En 1980, le jeune Cubain Tony Montana (Al Pacino) débarque aux Etats-Unis en tant que réfugié politique, bien décidé à profiter à fond du « rêve américain » et de devenir riche. C’est en se lançant dans le trafic de drogue qu’il parvient à concrétiser son rêve, et à bâtir un empire financier incroyable. Mais tout empire bâti dans l’illégalité a un prix que, tôt ou tard, il faut payer…
On ne va pas se mentir : lorsqu’on regarde un film de gangsters, quel qu’il soit, on a toujours un peu l’impression de voir le même film, ou tout au moins, de voir un épisode d’une vaste saga. Seulement, entre un Francis Ford Coppola et un Martin Scorsese, il y a un monde. Le cinéma de l’un (incontournable Parrain, bien évidemment) est rempli de noblesse, de sentiments puissants, de personnages forts et attachants, tandis que celui de l’autre (les très contournables Affranchis ou Loup de Wall Street) n’est que bassesse, lâcheté, personnages détestables sans aucune morale…
C’est à mi-chemin entre les deux qu’il faudrait ranger le Scarface de De Palma. En transposant le scénario du film original d’Howard Hawks dans les années 1980, Brian De Palma et son scénariste Oliver Stone nous offrent un film de gangsters dans la grande tradition du genre, suivant l’habituel personnage qui ne part de rien pour bâtir un immense empire à la seule force de sa détermination. Mais Tony Montana tient plus de Vito Corleone que de l’anti-héros scorsesien (à la différence notable que Montana se construit grâce au trafic de drogue, que Corleone rejette catégoriquement) : car en effet – et c’est là une des principales différences –, le personnage de Stone et De Palma est droit, honnête et loyal. Cela n’excuse pas le fait qu’il s’agit d’une crapule, mais d’une crapule humaine, encore doté d’un sens moral (très belle scène où il refuse de faire exploser la voiture de sa cible, en voyant que, contrairement au plan prévu, toute sa famille est dedans). Chez De Palma, comme chez Coppola, le gangster est un être complexe, sans cesse tiraillé entre son choix, conscient, de faire le mal et son impossibilité à effacer le bien qui subsiste en lui.
Dès lors, Scarface sait nous proposer des personnages attachants, à la psychologie élaborée, tout en gardant constamment le recul nécessaire, évitant ainsi d’excuser les actes condamnables de Montana.

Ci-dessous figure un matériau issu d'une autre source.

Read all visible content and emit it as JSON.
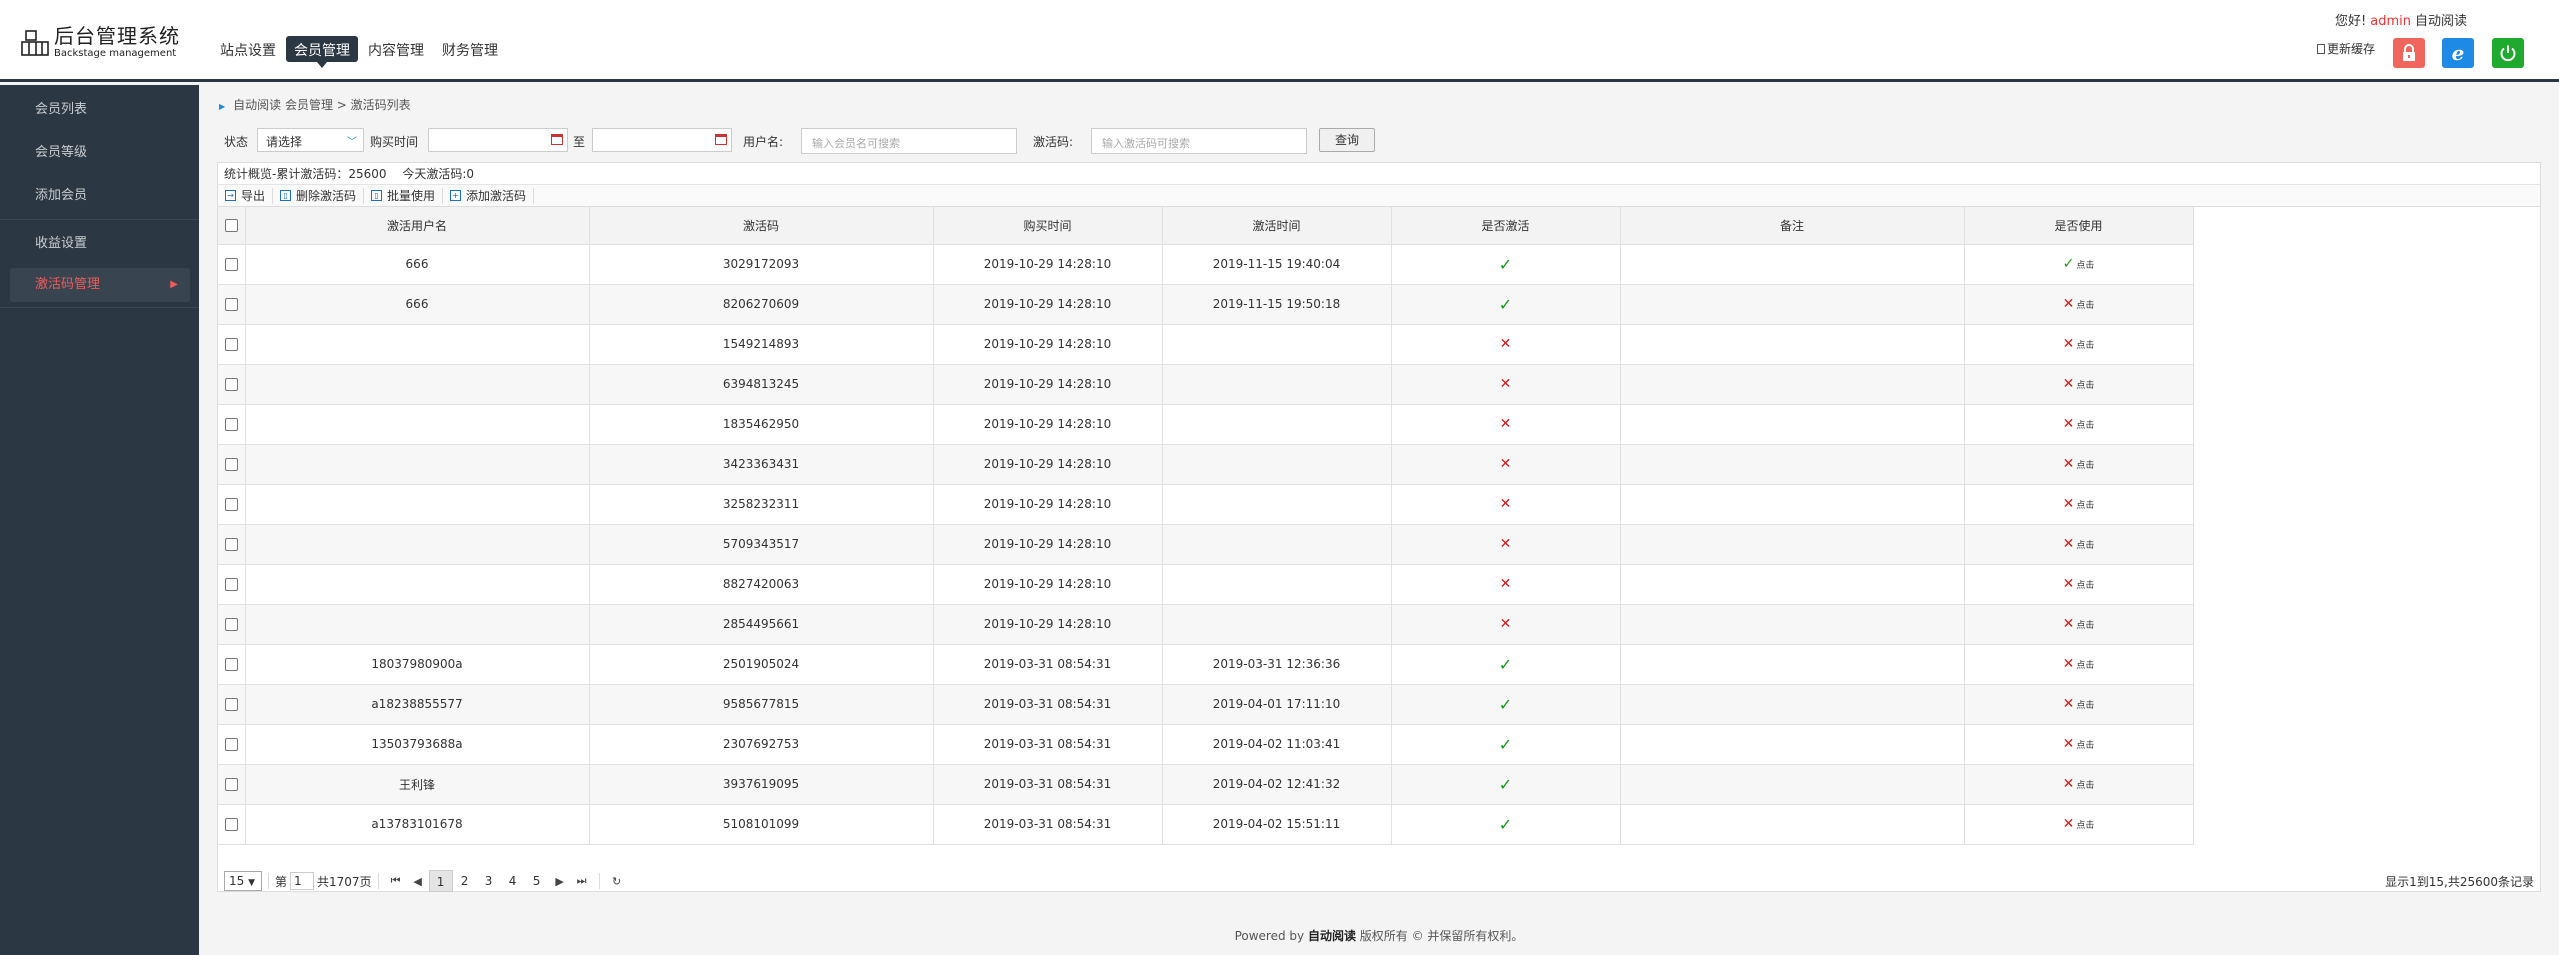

La mise en scène y est d’ailleurs pour beaucoup, la fluidité et l’ampleur de la photographie de John A. Alonzo traduisant à merveille, et peut-être mieux que des dialogues par ailleurs affûtés, la déchéance du gangster (Montana seul, comme égaré dans son immense salle de bain, ou bien Montana semblant écrasé par la montagne de drogue qui trône sur son bureau). En outre, par ses choix visuels extrêmement réfléchis, la mise en scène de Palma témoigne d’une maîtrise constante de la violence (la scène de la tronçonneuse ou la fusillade finale), préférant suggérer que montrer, à mille lieues des outrances devenues le lot commun du cinéma contemporain. Ainsi, par son scénario sans manichéisme et sa mise en scène grandiose, Scarface se hisse aisément au-dessus du lot, nous offrant un jalon incontournable du film de gangster.